The query is rather self-explanatory, for the details of the database structure we refer to the script documentation. We have chosen a few fields to be more or less able to present the results, but all relevant data are available in various fields. The script creates an r-tree index, which is a trick to query more efficiently: the WHERE clause is equivalent to

 

WHERE INET_ATON('104.28.11.139') BETWEEN inetnumFirst AND inetnumLast;

 

but it is much more efficient on some subsystems.

 

Needless to say, all other contacts related to the records are also available in the database. Let’s look for the admin contact:

 

mysql> SELECT * FROM admin_contacts LEFT JOIN contacts ON admin_contacts.id=contacts.id WHERE INETNUM='104.16.0.0 - 104.31.255.255';
+-----------------------------+---------------+------+---------------+------+--------------------+-----------------+---------+---------------+
| inetnum                     | id            | type | id            | name | email              | phone           | country | city          |
+-----------------------------+---------------+------+---------------+------+--------------------+-----------------+---------+---------------+
| 104.16.0.0 - 104.31.255.255 | NOC11962-ARIN | role | NOC11962-ARIN | NOC  | noc@cloudflare.com | +1-650-319-8930 | US      | San Francisco |
+-----------------------------+---------------+------+---------------+------+--------------------+-----------------+---------+---------------+
1 row in set (0.10 sec)

 

So far you might well say this was all known from the WHOIS query. So apart from having our own database and being able to do all these queries also from our favorite programming environment, what else do we win?
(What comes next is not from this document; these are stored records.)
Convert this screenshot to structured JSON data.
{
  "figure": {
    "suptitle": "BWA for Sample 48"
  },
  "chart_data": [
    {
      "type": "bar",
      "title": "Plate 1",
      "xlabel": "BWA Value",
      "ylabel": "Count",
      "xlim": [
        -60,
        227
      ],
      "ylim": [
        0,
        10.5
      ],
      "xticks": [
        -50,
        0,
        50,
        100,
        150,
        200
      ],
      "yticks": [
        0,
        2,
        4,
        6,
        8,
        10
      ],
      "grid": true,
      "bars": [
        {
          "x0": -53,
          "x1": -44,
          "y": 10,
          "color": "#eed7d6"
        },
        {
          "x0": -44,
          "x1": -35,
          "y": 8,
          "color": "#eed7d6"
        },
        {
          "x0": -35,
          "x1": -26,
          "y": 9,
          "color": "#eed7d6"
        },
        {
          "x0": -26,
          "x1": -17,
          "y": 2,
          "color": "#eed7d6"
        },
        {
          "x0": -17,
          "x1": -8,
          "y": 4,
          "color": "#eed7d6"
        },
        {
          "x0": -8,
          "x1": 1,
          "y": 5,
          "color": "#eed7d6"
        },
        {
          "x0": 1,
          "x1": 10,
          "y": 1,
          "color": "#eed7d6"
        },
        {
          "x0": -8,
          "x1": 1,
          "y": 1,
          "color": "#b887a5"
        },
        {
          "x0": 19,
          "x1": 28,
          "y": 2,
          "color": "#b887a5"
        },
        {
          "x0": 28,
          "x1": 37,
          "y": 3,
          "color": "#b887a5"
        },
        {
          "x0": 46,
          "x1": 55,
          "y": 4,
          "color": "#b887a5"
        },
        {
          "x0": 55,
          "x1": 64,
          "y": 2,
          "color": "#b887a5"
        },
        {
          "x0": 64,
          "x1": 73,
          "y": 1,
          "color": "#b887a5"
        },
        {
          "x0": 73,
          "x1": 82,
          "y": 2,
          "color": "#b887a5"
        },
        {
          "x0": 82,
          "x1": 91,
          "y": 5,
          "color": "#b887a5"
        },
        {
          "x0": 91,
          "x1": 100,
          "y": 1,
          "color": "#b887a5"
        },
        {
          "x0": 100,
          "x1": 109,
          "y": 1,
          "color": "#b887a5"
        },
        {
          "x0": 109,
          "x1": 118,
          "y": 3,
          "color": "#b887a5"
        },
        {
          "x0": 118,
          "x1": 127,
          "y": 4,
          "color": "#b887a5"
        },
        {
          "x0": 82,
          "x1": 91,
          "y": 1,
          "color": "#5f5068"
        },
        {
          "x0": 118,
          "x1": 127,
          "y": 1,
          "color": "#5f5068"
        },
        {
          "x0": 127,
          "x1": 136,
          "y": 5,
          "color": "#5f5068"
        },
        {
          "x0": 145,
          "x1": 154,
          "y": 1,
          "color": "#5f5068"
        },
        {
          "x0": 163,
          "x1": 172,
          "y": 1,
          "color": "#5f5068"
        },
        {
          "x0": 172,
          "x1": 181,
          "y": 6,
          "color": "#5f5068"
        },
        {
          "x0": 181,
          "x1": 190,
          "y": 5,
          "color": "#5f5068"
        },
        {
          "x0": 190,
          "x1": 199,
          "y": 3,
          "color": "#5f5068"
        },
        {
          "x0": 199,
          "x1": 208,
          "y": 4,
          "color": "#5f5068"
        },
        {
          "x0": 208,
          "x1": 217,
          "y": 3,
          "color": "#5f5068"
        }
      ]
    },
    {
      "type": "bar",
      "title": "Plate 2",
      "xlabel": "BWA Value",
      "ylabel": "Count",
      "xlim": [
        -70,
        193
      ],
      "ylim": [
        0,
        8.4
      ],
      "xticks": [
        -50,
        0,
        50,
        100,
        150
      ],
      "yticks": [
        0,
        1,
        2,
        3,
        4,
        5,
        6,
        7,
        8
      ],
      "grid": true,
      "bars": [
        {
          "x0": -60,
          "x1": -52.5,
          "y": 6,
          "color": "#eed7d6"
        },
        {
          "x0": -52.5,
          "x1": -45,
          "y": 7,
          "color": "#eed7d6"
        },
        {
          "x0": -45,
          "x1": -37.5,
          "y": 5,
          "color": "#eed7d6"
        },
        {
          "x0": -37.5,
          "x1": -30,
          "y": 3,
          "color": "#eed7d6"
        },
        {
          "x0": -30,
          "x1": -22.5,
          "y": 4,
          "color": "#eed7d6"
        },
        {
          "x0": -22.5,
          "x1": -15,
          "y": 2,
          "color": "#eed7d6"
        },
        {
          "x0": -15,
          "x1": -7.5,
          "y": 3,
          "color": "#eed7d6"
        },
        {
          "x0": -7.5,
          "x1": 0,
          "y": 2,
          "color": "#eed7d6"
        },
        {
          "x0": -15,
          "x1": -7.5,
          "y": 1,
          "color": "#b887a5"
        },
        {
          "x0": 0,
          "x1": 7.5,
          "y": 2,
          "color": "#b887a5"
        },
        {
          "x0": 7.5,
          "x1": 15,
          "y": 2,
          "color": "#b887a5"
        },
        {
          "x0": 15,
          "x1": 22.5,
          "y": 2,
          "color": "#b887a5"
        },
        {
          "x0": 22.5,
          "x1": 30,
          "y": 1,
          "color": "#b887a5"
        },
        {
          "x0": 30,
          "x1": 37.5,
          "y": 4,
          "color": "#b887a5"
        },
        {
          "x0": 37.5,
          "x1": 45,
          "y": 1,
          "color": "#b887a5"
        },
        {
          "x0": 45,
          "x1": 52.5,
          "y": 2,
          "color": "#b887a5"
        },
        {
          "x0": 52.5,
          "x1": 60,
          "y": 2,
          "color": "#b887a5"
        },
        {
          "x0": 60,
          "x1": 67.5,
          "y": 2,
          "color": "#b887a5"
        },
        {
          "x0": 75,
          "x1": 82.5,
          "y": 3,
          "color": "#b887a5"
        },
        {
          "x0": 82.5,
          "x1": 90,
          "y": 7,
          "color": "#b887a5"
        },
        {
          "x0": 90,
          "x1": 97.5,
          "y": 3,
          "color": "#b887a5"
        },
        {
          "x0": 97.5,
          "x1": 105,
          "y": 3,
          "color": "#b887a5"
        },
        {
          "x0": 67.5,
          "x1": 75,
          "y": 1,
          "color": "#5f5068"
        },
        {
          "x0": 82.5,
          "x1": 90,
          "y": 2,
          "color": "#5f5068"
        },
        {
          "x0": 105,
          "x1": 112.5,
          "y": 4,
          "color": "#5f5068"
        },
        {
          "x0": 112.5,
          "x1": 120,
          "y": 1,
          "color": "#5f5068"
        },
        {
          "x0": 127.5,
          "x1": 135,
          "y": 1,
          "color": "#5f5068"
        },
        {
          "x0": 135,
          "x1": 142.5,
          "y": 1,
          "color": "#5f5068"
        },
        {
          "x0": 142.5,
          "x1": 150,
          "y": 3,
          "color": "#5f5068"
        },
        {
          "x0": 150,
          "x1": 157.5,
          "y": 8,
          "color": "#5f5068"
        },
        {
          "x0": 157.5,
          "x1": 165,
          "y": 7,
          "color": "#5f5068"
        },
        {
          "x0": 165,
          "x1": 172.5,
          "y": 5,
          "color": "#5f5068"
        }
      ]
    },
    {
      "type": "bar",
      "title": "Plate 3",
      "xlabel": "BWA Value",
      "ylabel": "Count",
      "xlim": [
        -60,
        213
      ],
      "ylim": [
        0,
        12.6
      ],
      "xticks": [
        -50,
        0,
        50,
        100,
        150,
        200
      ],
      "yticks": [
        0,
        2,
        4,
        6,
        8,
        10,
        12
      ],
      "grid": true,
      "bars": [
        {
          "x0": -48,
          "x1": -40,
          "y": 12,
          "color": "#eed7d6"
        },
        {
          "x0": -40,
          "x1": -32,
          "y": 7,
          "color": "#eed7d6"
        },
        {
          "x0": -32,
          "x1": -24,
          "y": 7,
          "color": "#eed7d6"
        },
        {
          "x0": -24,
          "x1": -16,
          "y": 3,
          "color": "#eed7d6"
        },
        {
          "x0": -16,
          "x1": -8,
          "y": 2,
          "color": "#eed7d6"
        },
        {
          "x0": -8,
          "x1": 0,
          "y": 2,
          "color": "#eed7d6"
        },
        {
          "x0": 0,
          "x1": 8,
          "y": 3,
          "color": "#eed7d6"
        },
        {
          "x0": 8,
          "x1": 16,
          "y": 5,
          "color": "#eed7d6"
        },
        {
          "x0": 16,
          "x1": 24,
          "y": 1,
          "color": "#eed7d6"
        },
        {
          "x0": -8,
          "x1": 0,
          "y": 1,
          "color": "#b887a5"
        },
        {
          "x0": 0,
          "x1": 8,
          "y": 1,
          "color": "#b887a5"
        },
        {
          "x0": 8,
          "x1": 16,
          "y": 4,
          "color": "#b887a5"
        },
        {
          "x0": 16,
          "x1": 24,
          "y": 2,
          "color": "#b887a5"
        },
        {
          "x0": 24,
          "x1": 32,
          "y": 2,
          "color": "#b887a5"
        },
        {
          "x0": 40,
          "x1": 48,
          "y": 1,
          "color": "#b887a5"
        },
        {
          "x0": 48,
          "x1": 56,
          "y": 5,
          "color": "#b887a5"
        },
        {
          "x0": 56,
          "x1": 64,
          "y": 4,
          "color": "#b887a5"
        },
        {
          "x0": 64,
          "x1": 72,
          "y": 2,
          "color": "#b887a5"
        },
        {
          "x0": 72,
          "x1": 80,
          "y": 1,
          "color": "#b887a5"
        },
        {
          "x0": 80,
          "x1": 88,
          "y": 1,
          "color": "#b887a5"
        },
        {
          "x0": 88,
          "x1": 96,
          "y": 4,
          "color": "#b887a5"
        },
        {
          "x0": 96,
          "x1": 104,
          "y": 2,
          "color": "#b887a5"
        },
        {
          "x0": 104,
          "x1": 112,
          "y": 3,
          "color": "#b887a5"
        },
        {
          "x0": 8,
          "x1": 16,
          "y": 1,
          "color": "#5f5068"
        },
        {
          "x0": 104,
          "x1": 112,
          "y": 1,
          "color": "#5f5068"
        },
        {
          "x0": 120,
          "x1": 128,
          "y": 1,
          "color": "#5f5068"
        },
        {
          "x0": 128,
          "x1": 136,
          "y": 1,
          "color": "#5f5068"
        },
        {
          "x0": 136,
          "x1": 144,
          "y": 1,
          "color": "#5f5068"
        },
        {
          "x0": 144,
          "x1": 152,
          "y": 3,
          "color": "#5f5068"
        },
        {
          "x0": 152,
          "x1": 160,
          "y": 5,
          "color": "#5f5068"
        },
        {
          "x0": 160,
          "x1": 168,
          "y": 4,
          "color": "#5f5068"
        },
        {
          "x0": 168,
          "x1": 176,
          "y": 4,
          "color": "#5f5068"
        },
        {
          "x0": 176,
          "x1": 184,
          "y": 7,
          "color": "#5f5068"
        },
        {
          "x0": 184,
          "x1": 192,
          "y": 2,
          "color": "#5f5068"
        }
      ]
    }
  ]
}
To illustrate, let us look at the other netblocks with the netname “CLOUDFLARENET”, to see how trivially the question of finding non-contiguous blocks gets answered:

 

mysql> SELECT inetnum FROM netblocks WHERE netname='CLOUDFLARENET';
+---------------------------------+
| inetnum                         |
+---------------------------------+
| 104.16.0.0 - 104.31.255.255     |
| 108.162.192.0 - 108.162.255.255 |
| 162.158.0.0 - 162.159.255.255   |
| 172.64.0.0 - 172.71.255.255     |
| 173.245.48.0 - 173.245.63.255   |
| 198.41.128.0 - 198.41.255.255   |
| 199.27.128.0 - 199.27.135.255   |
+---------------------------------+
7 rows in set (0.00 sec)

 

This was something which is hardly as simple to do with direct WHOIS. It is either impossible or it relies on heavily server-specific options.